Mais je tenais à le dire à mon tour, à ma façon : Mai 68 ne proposait pas une révolution sur le modèle de toutes celles qu’on avait connues auparavant, mais une mutation de l’homme par l’exercice de la liberté, de la solidarité, du partage, de la tolérance…. Ce ne fut pas la récréation (dixit le soudard alors au pouvoir, lisez donc…) de petits-bourgeois soudainement ensauvagés. Idéal maladroit parce que confus, mais souvent mis en oeuvre, incontestable. Vaneigem est fort pour nous révéler les contrastes qui opposent ce mois de mai-là à celui d’aujourd’hui, et à ceux qui suivront, malheureusement : En mai 68, briser la vitrine des magasins était un acte de protestation contre la marchandise qui envahissait et colonisait la vie quotidienne.

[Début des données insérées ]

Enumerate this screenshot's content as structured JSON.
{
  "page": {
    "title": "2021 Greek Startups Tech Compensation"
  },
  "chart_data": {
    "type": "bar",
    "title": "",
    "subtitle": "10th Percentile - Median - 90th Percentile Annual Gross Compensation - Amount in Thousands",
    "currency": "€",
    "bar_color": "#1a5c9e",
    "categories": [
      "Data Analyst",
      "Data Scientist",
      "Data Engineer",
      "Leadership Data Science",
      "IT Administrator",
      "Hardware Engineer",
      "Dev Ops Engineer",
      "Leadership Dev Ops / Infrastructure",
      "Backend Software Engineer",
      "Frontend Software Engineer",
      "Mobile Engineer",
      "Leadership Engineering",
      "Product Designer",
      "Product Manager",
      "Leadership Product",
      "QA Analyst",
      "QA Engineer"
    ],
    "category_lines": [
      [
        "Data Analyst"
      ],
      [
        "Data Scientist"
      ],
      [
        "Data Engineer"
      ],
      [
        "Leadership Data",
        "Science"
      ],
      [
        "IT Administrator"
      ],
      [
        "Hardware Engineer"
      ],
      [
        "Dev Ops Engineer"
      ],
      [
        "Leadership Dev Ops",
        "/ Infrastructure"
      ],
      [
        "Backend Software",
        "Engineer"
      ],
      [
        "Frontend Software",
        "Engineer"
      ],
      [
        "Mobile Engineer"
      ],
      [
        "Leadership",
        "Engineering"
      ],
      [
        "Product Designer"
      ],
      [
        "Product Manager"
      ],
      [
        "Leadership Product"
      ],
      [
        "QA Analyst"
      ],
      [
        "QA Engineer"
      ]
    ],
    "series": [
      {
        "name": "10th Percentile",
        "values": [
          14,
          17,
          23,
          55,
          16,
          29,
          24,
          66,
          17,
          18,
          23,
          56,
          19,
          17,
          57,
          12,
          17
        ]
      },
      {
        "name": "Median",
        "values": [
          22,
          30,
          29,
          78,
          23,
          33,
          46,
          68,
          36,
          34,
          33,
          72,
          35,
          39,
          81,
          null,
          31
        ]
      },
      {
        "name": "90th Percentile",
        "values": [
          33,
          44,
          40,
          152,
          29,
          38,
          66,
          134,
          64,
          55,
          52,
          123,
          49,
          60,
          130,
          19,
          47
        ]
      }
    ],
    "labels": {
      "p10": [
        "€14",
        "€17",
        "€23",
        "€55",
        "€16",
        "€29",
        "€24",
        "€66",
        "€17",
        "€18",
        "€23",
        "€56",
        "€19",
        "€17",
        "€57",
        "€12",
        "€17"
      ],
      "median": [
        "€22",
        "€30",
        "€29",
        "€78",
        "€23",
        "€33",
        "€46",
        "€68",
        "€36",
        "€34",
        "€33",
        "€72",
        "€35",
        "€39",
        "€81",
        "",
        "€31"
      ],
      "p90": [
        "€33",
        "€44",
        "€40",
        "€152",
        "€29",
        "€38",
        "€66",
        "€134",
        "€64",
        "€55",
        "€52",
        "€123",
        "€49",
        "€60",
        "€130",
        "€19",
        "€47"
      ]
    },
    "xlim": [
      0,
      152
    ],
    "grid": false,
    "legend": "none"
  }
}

Cinquante ans plus tard, le même geste est le fait de petits affairistes qui approvisionnent un marché parallèle où ils méditent d’accroître leurs parts… C’est féroce mais ô combien justifié, chacun sera de mon avis. Mais comme les propos de Vaneigem ne recèlent ni pessimisme ni désespoir, je me garderai bien de rejoindre le concert des pleureuses ou des nostalgiques. Ma conviction rejoint celle de Vaneigem : il y a de l’urgence, et tout est à faire, et tout est possible, mais cette urgence est philosophique, je l’estime ainsi et n’en démords pas. Il est urgent de ne pas se tromper, de nous purger de toutes nos confusions, d’exorciser nos peurs et nos hésitations, et bien entendu – urgence de salut public – de nous défendre à la fois, aujourd’hui, de l’avilissement vampirique du consumérisme et de la résurgence de toutes les figures de l’obscurantisme. (4)

(1) Raoul vaneigem : entre le deuil du monde et la joie de vivre, Verticales, Gallimard 2008. En bleu, les citations les plus marquantes. A tout hasard, je rappelle ma note : Qualitatif et poésie chez Raoul Vaneigem, parue le 15.06.07

(2) Raoul vaneigem : Traité du savoir-vivre à l’égard des jeunes générations a d’abord été publié par Gallimard en 1967: la graine semée va éclater un an plus tard, embrasement sans précédent et sans lendemain, réédité en 1992, par Folio-Poche.

(3) Je pense aux Banalités de base, qui n’ont évidemment rien de banal, enfin éditées par Gallimard, Verticales (2004)

(4) J’ajoute : j’apprends par le Monde (daté du 25 juin) la disparition d’Albert Cossery, personnage exceptionnel et incomparable, bien proche, j’y pense, au modèle d’humanité rêvé par Vaneigem. Je recommande donc la lecture de cet article de M. Van Renterghem, et bien sûr celle du roman de Cossery : Mendiants et orgueilleux, en collection de poche. Je ne puis m’empêcher encore de rappeler la pensée et les travaux de M. Onfray, mais rapprochements sont risqués ! de tels individualistes ne prisant guère qu’on les associe à la légère.